New research has revealed single-nucleotide polymorphisms (SNPs) that may increase the risk of bone disease in patients with multiple myeloma (MM).
One of these SNPs affects a gene encoding osteoprotegerin (OPG), a signaling protein that helps regulate the density of bones.
In patients with MM bone disease (MBD), bones are broken down faster than they can be repaired, resulting in fractures and lesions.
OPG is known to keep the numbers of osteoclasts in check, so it follows that mutations adversely affecting the gene may contribute to excessive bone breakdown.
Richard Houlston, MD, PhD, of The Institute of Cancer Research in London, UK, and his colleagues reported these findings in Leukemia.
The researchers analyzed the DNA of 3774 MM patients and used imaging techniques to detect which of these patients had MBD and which did not. The team used statistical analysis to compare sequencing data from the group of patients who developed MBD with those who did not.
The analysis revealed 9 SNPs that showed an association with MBD and reached genome-wide significance.

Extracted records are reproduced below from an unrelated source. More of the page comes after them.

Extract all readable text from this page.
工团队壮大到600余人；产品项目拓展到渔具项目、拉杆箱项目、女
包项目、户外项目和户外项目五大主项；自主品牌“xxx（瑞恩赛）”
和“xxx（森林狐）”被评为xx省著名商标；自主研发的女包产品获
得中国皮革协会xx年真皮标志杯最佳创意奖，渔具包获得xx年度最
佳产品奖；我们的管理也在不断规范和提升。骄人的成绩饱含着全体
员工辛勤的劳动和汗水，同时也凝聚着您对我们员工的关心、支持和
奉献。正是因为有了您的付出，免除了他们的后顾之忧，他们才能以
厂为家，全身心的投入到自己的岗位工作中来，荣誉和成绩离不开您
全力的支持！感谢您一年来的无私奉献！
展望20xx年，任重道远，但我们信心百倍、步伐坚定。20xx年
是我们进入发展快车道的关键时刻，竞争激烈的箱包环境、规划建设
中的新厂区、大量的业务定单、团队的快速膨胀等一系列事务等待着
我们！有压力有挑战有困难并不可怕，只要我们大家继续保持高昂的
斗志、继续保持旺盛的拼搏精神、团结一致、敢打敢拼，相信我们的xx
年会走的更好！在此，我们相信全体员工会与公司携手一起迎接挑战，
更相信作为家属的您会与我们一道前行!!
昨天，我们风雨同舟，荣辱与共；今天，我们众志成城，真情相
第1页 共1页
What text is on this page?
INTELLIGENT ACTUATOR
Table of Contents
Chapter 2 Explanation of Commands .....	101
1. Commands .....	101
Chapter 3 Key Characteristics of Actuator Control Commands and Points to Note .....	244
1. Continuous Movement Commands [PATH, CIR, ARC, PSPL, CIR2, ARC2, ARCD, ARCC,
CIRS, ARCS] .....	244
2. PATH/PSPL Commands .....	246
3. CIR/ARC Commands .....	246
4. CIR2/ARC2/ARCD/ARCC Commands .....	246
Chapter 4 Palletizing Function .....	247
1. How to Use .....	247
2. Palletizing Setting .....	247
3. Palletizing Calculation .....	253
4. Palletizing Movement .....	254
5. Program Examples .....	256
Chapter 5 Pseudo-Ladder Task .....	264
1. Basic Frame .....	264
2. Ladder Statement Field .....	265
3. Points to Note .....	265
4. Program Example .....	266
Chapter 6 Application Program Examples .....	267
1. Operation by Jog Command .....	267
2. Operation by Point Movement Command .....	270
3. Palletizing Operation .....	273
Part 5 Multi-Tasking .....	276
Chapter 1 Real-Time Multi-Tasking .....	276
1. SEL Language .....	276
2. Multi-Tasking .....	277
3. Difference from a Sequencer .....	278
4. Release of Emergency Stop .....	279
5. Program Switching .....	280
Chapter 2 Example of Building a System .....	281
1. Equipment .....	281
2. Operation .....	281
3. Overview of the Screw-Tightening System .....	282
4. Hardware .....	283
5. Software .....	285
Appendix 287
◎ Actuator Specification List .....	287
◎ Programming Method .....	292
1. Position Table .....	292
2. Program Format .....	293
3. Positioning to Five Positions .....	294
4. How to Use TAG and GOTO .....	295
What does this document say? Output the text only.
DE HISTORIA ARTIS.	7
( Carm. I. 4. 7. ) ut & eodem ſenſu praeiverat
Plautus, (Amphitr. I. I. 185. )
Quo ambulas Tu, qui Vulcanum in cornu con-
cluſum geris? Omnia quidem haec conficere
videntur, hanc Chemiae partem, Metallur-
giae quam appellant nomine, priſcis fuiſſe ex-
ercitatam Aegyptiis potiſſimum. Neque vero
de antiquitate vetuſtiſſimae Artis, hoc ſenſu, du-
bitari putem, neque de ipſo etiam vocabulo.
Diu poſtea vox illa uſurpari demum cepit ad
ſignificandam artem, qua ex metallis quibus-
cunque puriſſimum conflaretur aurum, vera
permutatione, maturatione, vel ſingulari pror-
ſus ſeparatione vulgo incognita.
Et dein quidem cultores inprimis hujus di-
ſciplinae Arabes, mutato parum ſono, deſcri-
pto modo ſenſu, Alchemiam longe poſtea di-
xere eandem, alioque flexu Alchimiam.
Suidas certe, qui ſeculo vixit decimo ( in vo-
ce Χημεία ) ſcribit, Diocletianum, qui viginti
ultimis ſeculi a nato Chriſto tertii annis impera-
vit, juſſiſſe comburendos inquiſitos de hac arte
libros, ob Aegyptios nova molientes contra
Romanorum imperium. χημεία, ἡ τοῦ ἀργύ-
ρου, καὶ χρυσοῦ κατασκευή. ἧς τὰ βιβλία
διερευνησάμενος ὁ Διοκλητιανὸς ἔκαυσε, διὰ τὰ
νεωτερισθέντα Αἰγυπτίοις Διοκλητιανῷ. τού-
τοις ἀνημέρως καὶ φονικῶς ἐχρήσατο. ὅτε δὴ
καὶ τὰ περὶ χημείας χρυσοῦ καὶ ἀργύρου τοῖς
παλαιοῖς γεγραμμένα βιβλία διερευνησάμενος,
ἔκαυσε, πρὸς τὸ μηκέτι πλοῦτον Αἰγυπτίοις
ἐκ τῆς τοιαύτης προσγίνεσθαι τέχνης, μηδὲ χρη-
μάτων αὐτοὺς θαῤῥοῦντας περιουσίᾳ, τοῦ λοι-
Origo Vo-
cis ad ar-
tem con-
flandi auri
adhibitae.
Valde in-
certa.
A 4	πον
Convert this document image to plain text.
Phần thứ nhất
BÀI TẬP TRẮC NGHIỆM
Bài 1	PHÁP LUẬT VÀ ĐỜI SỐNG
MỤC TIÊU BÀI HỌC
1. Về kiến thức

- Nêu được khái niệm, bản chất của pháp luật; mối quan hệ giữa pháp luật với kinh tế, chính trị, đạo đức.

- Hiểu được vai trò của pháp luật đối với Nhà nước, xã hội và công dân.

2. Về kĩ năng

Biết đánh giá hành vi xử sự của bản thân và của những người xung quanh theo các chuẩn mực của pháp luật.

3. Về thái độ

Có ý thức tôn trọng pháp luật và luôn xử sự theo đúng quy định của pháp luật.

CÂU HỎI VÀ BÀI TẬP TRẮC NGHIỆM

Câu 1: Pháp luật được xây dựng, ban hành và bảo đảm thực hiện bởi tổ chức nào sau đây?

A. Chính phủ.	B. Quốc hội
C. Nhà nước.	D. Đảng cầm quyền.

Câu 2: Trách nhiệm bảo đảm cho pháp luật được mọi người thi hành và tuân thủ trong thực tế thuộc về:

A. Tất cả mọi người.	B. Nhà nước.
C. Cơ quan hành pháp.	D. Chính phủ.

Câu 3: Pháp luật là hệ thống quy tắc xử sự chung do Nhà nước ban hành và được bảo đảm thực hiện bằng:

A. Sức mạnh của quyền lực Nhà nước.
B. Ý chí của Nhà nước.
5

They were all located in the same region at 8q24.12 and were in strong linkage disequilibrium (LD).
The strongest association at 8q24.12 was observed with the SNP rs4407910, which localizes 19Kb 3’ to the gene encoding TNFRSF11B, also known as OPG (odds ratio=1.38, P=4.02×10−9).
The researchers also found a “promising association” for MBD with the SNP rs74676832 at 19q13.43, which is located within a 29 kb region of LD intergenic to ZNF444 and GALP (odds ratio=1.97, P=9.33×10–7).
The team said these findings demonstrate that germline variation influences MBD, and they highlight the importance of the RANK/RANKL/OPG pathway in MBD development.
Furthermore, the work could enable scientists to develop new strategies to prevent MBD development and identify which patients might benefit from treatment with existing bone therapies such as bisphosphonates.
“It is really important to understand why some patients with myeloma are severely affected by bone disease,” Dr Houlston said. “This study tells us that at least part of the answer is in the patient’s DNA, greatly improving our understanding of the disease.”
“We want to be able to identify which patients are most at risk and which treatments are most likely to help them. This study gives us clues that can begin to help us do this. In the longer term, understanding the factors that contributed to bone breakdown could help us find new treatments for the disease.”